Par notre discussion précédente sur la liberté et sur les conditions morales où était placé l’homme primitif, nous avons acquis comme résultat la possibilité chez l’homme du bien et du mal ; — la possibilité du bien, d’abord, puisque sans la liberté de choix ou le libre arbitre, on peut parler d’un bien physique sans doute (Genèse 1.31), mais non pas du bien moral proprement dit, du bien suprême, qui ne peut être que le produit de l’activité d’un être moral et libre ; — la possibilité du mal, ensuite ; possibilité, disons-nous, et non pas réalité, ni nécessité ; car si la réalité du mal est un mal, — ce n’est pas là une vérité de La Palisse, puisqu’elle est niée, — la possibilité du mal est un bien, en ce qu’elle est la condition même du bien. Mais cette possibilité s’est convertie en réalité ; la liberté humaine s’est déterminée pour le mal ; la nature humaine est devenue pécheresse, viciée et vicieuse. C’est là un fait d’expérience, à côté duquel la science philosophique et théologique ne saurait passer légèrement. D’ailleurs ce fait est si général et si persistant qu’il a modifié le bien lui-même, et qu’il est désormais impossible de comprendre et de traiter celui-ci, sans s’être rendu compte de la nature, de l’essence et des conséquences de celui-là. Pour étudier le bien sous sa forme actuelle, c’est-à-dire la nature humaine régénérée, mais encore engagée dans le conflit avec la nature pécheresse, il faut avoir considéré préalablement l’état de la nature humaine altérée et modifiée par le péché.

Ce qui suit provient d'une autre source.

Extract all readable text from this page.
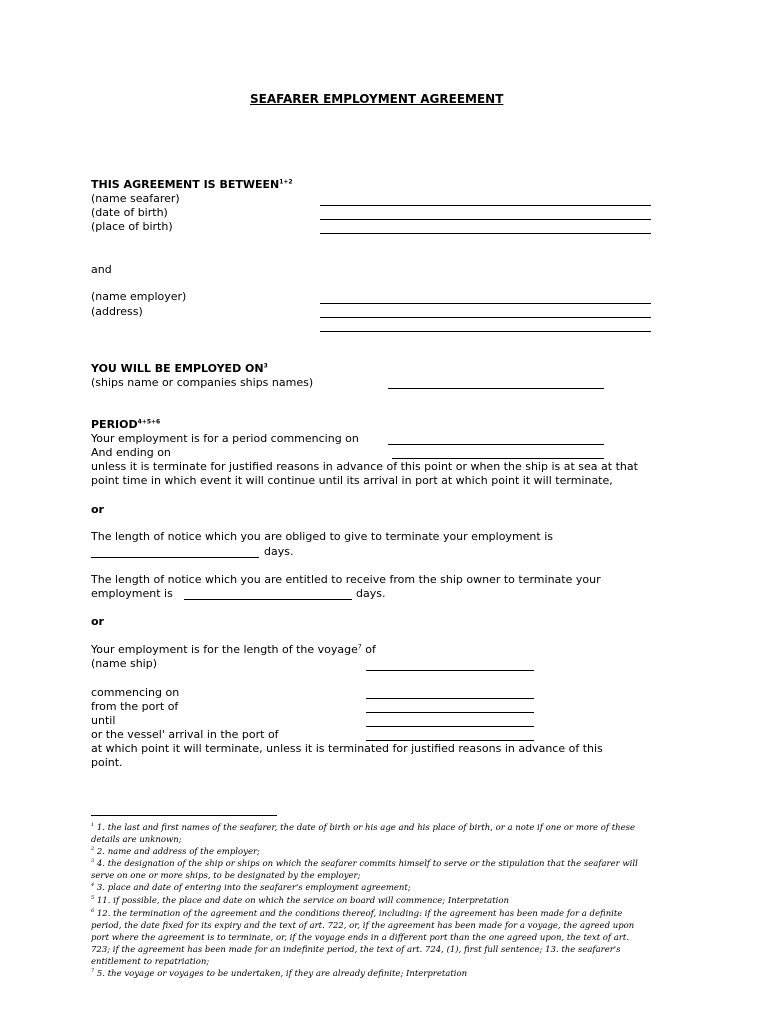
SEAFARER EMPLOYMENT AGREEMENT
THIS AGREEMENT IS $BETWEEN^{1+2}$
(name seafarer)
(date of birth)
(place of birth)
and
(name employer)
(address)
YOU WILL BE EMPLOYED $ON^3$
(ships name or companies ships names)
$PERIOD^{4+5+6}$
Your employment is for a period commencing on
And ending on
unless it is terminate for justified reasons in advance of this point or when the ship is at sea at that
point time in which event it will continue until its arrival in port at which point it will terminate,
or
The length of notice which you are obliged to give to terminate your employment is
days.
The length of notice which you are entitled to receive from the ship owner to terminate your
employment is	days.
or
Your employment is for the length of the voyage$^7$ of
(name ship)
commencing on
from the port of
until
or the vessel' arrival in the port of
at which point it will terminate, unless it is terminated for justified reasons in advance of this
point.
$^1$ 1. the last and first names of the seafarer, the date of birth or his age and his place of birth, or a note if one or more of these
details are unknown;
$^2$ 2. name and address of the employer;
$^3$ 4. the designation of the ship or ships on which the seafarer commits himself to serve or the stipulation that the seafarer will
serve on one or more ships, to be designated by the employer;
$^4$ 3. place and date of entering into the seafarer's employment agreement;
$^5$ 11. if possible, the place and date on which the service on board will commence; Interpretation
$^6$ 12. the termination of the agreement and the conditions thereof, including: if the agreement has been made for a definite
period, the date fixed for its expiry and the text of art. 722, or, if the agreement has been made for a voyage, the agreed upon
port where the agreement is to terminate, or, if the voyage ends in a different port than the one agreed upon, the text of art.
723; if the agreement has been made for an indefinite period, the text of art. 724, (1), first full sentence; 13. the seafarer's
entitlement to repatriation;
$^7$ 5. the voyage or voyages to be undertaken, if they are already definite; Interpretation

C’est là le sujet que traite la troisième section de notre seconde partie ; mais comme cette modification a eu lieu par le péché, nous devons faire précéder l’étude de cet état de l’étude de sa cause ou de son facteur, le péché en soi.
Nous subdiviserons donc cette section en deux chapitres :
- Du péché considéré en lui-même, ou Ponérologie.
- De la nature humaine pécheresse.
Nous avons déjà traité dans la Dogmatique, sous le titre de Hamartiologie, l’histoire extérieure et objective du péché dans l’univers et dans l’humanité. Nos données dogmatiques resteront nécessairement supposées dans la tractation de notre sujet actuel, qui est circonscrit à la nature et aux effets psychologiques du péché.